For most people, it’s a minor delay. But when you’re texting a Palestinian friend in Gaza during a war, one tick carries a sense of dread.
Maybe his phone’s out of charge – normal in a place where power was cut off 20 months ago. Maybe there’s no service – Israel often cuts communication during attacks. But there’s a third possibility I don’t allow myself to think about, even though it’s the most likely outcome if you are living through a genocide.
Still one tick.
Back in the meeting. We wrap up. Plans are made and people start to think about their own weekend plans.
I glance again. Still one tick.
This is the curse of being Palestinian. Carrying the weight of your homeland, its pain, its people – while being expected to function normally, politely, professionally.
Then, I was told my Teams background was “potentially anti-Semitic.”
It was a still-life image: figs, olives, grapes, oranges, watermelon, and a few glass bottles. A quiet nod to my culture and roots. But in today’s climate, even fruit is political. Any symbol of Palestinian identity can now be interpreted as a threat.

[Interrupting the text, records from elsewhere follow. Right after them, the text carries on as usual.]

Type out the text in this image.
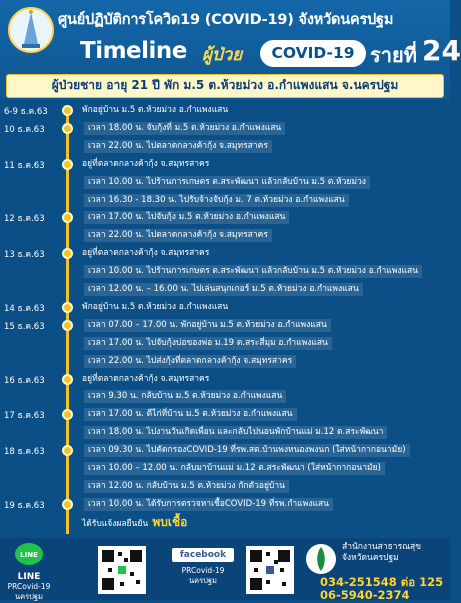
ศูนย์ปฏิบัติการโควิด19 (COVID-19) จังหวัดนครปฐม
Timeline ผู้ป่วย	COVID-19 รายที่ 24
ผู้ป่วยชาย อายุ 21 ปี พัก ม.5 ต.ห้วยม่วง อ.กำแพงแสน จ.นครปฐม
6-9 ธ.ค.63	พักอยู่บ้าน ม.5 ต.ห้วยม่วง อ.กำแพงแสน
10 ธ.ค.63	เวลา 18.00 น. จับกุ้งที่ ม.5 ต.ห้วยม่วง อ.กำแพงแสน
เวลา 22.00 น. ไปตลาดกลางค้ากุ้ง จ.สมุทรสาคร
11 ธ.ค.63	อยู่ที่ตลาดกลางค้ากุ้ง จ.สมุทรสาคร
เวลา 10.00 น. ไปร้านการเกษตร ต.สระพัฒนา แล้วกลับบ้าน ม.5 ต.ห้วยม่วง
เวลา 16.30 - 18.30 น. ไปรับจ้างจับกุ้ง ม. 7 ต.ห้วยม่วง อ.กำแพงแสน
12 ธ.ค.63	เวลา 17.00 น. ไปจับกุ้ง ม.5 ต.ห้วยม่วง อ.กำแพงแสน
เวลา 22.00 น. ไปตลาดกลางค้ากุ้ง จ.สมุทรสาคร
13 ธ.ค.63	อยู่ที่ตลาดกลางค้ากุ้ง จ.สมุทรสาคร
เวลา 10.00 น. ไปร้านการเกษตร ต.สระพัฒนา แล้วกลับบ้าน ม.5 ต.ห้วยม่วง อ.กำแพงแสน
เวลา 12.00 น. – 16.00 น. ไปเล่นสนุกเกอร์ ม.5 ต.ห้วยม่วง อ.กำแพงแสน
14 ธ.ค.63	พักอยู่บ้าน ม.5 ต.ห้วยม่วง อ.กำแพงแสน
15 ธ.ค.63	เวลา 07.00 – 17.00 น. พักอยู่บ้าน ม.5 ต.ห้วยม่วง อ.กำแพงแสน
เวลา 17.00 น. ไปจับกุ้งบ่อของพ่อ ม.19 ต.สระสี่มุม อ.กำแพงแสน
เวลา 22.00 น. ไปส่งกุ้งที่ตลาดกลางค้ากุ้ง จ.สมุทรสาคร
16 ธ.ค.63	อยู่ที่ตลาดกลางค้ากุ้ง จ.สมุทรสาคร
เวลา 9.30 น. กลับบ้าน ม.5 ต.ห้วยม่วง อ.กำแพงแสน
17 ธ.ค.63	เวลา 17.00 น. ตีไก่ที่บ้าน ม.5 ต.ห้วยม่วง อ.กำแพงแสน
เวลา 18.00 น. ไปงานวันเกิดเพื่อน และกลับไปนอนพักบ้านแม่ ม.12 ต.สระพัฒนา
18 ธ.ค.63	เวลา 09.30 น. ไปคัดกรองCOVID-19 ที่รพ.สต.บ้านพงหนองพงนก (ใส่หน้ากากอนามัย)
เวลา 10.00 – 12.00 น. กลับมาบ้านแม่ ม.12 ต.สระพัฒนา (ใส่หน้ากากอนามัย)
เวลา 12.00 น. กลับบ้าน ม.5 ต.ห้วยม่วง กักตัวอยู่บ้าน
19 ธ.ค.63	เวลา 10.00 น. ได้รับการตรวจหาเชื้อCOVID-19 ที่รพ.กำแพงแสน
ได้รับแจ้งผลยืนยัน พบเชื้อ
LINE
LINE
PRCovid-19
นครปฐม
facebook
PRCovid-19
นครปฐม
สำนักงานสาธารณสุข
จังหวัดนครปฐม
034-251548 ต่อ 125
06-5940-2374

Suddenly, I was being questioned, accused, and possibly facing disciplinary action. For a background. For being Palestinian.
Still one tick.
I felt silenced, humiliated, and exposed. How was my love for my culture, for art, for my people being twisted into something hateful? Why is my choice of virtual background more controversial than the devastating violence unfolding in real time?
This is not isolated. Many of us – Palestinians, or anyone else who cares about Palestine – are being challenged on our humanity across organisations, all driven by external pressure.
And then it happened. Two blue ticks.
My friend was alive. He messaged: they fled their home in the early hours of the morning. He carried his children, walked for hours, left everything behind. No food, no shelter. But alive.
How could I explain to him what had happened to me that day? That while he ran for his life, I was threatened with disciplinary action about a painting of fruit? That I was accused of racism for an image, while he was witnessing the destruction of entire families?
This is what it means to be Palestinian today. To constantly navigate a world that erases your humanity, silences your voice, distorts your identity. To be told your pain is political. Your joy is provocation. Your symbols are offensive.
I’ve worked in the NHS for 25 years. It’s more than a job – it’s part of who I am. And now, along with two colleagues, I’m taking legal action. Not for ourselves, but to protect the NHS from external political lobbying. To say, firmly and clearly, that our National Health Service should belong to its patients and its staff – not to those who seek to silence, intimidate or twist it into serving a toxic agenda.
What happened to me is not just unjust – it is unlawful. Speaking up against genocide is not only my moral responsibility as a human being, but also my right as a British citizen in a democratic society.
I don’t write this to compare my experience with my friend’s suffering. I write it to expose the absurdity, the cruelty, of how Palestinians are treated across the world. Whether under bombs or under suspicion, we are made to justify our existence.
It shouldn’t be this way.
Being Palestinian is not a crime. But too often, it feels like the world treats it as one.